Chemical Banking Corp. has hired International Business Machines Corp. to help solve nagging retail systems problems it has experienced since it began absorbing Manufacturers Hanover Corp. branches earlier this year.

Internal service quality reports obtained by the American Banker summarized Chemical's subpar systems performance in the second quarter.

The documents indicate that IBM has been working with Chemical's retail banking and technology personnel to help restore normal service. The bank has been hit hard by computer outages in recent months.

Signs of Trouble

Bank executives declined comment on both the hiring of IBM and ongoing systems consolidation trouble. But the service quality report said the IBM study "will be broad-based and address opportunities for improvement in systems architecture, operations, and control within the retail environment."

Chemical's retail operations have been showing signs of trouble for months, starting with declining service levels at the bank's more than 1,000 automated teller machines.

More recently, customers have noted more pervasive problems, including repeated outages in the systems that furnish tellers, platform workers, and customer service representatives with information about customer accounts.

System Breakdowns

Because of the problems I've had, I've been kind of active on the customer service line, and in the eight or nine times I've called [in late August], the systems have been out three times," said Peter Douglas, a Chemical customer and public relations executive in Manhattan.

According to the internal reports, Chemical recorded over 46 hours of on-line outages in its customer service department in July alone. Of that number, 31 hours of outages occurred on weekdays during normal business hours.

The systems malfunctions, which have been at their worst since the former Manufacturers Hanover branches were officially switched to Chemical computer systems, have resulted in the bank's customer service group missing its performance goals in 10 of the 12 months ending July 31, the reports said.

Other areas where computer systems missed their service goals for the entire second quarter include the New York branches, the New York ATMs, and the bankwide demand deposit system, according to the reports.

Real-world Testing

Bankers and consultants said that, given the breadth of the conversion process, many of the service level outages would be acceptable if they lasted for short periods. The Chemical-Manufacturers Hanover merger is, after all, one of the largest technical undertakings in the history of U.S. banking.

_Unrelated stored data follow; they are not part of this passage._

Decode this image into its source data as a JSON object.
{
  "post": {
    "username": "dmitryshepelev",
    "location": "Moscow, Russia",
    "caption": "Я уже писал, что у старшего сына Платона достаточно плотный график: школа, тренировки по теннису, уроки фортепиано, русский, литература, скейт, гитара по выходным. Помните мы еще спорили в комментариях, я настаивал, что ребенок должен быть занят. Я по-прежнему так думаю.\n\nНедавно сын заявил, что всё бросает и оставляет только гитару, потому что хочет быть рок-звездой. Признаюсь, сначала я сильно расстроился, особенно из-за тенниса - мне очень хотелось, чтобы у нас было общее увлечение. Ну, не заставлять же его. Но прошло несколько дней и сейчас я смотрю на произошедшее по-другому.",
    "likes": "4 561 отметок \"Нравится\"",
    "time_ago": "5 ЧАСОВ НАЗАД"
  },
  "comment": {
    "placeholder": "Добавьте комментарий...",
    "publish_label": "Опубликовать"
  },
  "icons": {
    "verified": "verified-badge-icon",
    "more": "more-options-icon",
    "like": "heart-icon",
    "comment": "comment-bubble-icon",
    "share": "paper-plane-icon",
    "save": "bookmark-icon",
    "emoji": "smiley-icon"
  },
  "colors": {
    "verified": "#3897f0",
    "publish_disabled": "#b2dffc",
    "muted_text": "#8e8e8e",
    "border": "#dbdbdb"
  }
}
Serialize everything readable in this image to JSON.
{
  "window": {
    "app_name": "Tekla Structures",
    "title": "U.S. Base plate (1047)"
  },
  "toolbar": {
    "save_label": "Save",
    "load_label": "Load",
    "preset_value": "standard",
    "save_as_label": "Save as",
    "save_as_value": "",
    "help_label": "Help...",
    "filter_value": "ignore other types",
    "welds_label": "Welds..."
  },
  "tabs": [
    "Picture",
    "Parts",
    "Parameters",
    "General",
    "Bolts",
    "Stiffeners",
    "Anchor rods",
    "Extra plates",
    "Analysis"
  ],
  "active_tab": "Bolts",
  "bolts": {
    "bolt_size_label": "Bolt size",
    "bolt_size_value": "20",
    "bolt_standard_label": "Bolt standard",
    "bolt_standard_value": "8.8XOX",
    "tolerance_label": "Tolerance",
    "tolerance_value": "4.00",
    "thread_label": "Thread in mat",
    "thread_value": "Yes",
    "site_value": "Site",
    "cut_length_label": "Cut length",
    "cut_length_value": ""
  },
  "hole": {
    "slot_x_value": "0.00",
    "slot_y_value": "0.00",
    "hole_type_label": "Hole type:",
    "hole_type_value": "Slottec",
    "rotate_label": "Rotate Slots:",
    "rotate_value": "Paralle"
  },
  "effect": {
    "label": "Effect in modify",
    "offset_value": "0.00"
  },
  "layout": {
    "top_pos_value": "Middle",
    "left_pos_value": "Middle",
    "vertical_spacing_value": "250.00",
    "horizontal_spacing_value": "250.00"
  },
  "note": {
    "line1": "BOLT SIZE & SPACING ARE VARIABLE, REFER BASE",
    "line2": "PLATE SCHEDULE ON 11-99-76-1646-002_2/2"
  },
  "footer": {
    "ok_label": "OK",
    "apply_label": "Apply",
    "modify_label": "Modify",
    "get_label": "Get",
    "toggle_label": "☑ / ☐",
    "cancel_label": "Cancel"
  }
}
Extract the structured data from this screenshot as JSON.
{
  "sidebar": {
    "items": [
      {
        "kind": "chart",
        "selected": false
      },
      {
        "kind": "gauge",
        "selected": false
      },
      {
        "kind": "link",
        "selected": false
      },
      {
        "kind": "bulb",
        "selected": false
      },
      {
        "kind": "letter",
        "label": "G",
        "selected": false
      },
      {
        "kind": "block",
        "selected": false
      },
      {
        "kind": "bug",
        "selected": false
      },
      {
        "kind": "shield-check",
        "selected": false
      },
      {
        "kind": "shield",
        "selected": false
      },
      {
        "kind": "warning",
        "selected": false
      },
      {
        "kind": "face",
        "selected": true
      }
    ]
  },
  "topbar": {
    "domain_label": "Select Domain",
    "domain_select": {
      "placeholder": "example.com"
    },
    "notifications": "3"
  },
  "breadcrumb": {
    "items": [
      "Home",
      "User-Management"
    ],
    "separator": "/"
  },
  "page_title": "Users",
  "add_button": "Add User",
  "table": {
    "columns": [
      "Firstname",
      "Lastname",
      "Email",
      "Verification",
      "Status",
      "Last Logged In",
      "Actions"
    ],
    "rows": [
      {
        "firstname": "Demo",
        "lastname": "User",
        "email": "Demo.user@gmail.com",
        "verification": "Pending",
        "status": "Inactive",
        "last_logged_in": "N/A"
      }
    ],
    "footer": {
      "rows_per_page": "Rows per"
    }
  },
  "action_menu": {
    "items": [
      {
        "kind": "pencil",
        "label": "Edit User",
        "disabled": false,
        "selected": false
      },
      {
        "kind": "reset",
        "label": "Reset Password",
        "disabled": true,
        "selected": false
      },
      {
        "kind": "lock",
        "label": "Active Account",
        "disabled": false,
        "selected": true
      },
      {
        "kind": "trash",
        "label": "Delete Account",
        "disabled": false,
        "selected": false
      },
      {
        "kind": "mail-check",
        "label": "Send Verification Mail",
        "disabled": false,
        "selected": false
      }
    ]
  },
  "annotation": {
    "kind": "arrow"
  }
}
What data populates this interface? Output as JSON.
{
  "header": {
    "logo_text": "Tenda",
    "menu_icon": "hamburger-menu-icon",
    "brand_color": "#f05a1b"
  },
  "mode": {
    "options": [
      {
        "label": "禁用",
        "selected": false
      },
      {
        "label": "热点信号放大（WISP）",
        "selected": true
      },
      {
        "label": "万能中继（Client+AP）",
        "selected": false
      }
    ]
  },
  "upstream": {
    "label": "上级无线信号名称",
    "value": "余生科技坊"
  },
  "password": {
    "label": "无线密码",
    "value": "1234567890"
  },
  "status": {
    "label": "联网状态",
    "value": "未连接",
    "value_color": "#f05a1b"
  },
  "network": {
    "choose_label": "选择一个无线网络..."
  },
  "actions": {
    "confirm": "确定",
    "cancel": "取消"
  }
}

However, they say, the persistence of Chemical's problems shows that the bank does not have a handle on a solution,

And the fact that the computer difficulties are rooted in so many different areas - the core application software from Systematics Financial Services Inc., the bank's computer hardware, the network services - are making Chemical's call for outside help from IBM an absolute necessity.

"When you're dealing with the volume of transactions that they are, there's no way to test it but in the real world, and the results of those tests can be unfortunate," said George Dinardo, former chief technologist at Mellon Bank Corp., now a consultant with Coopers & Lybrand in New York.

Branch Glitches

An example of the persistence of Chemical's problems can be seen in the branch systems. According to Chemical Bank documents, the New York branch system availability for tellers and platform personnel averaged about 92.3% for the second quarter.

While that performance level appears high, it translates into branch systems being down about 45 minutes per day over the three-month period, assuming a 10-hour work day. The report notes, "When the systems are down, the branch is blind and must act in the absence of key customer information. Down time inevitably slows customer servicing and can lead to denying customers access to their funds."

While some of the branch outages may have occurred during off-peak hours and were thus invisible to customers, experts said that outages usually come during high-volume periods when the system is stressed.

What Role for IBM?

Since both IBM and Chemical declined to comment, it remains unclear what IBM'S role will be after the two-month study of the bank's systems.

Chemical executives said privately that while the bank's customer approval ratings are dropping, it has not yet lost a significant number of customers as a result of its computer problems.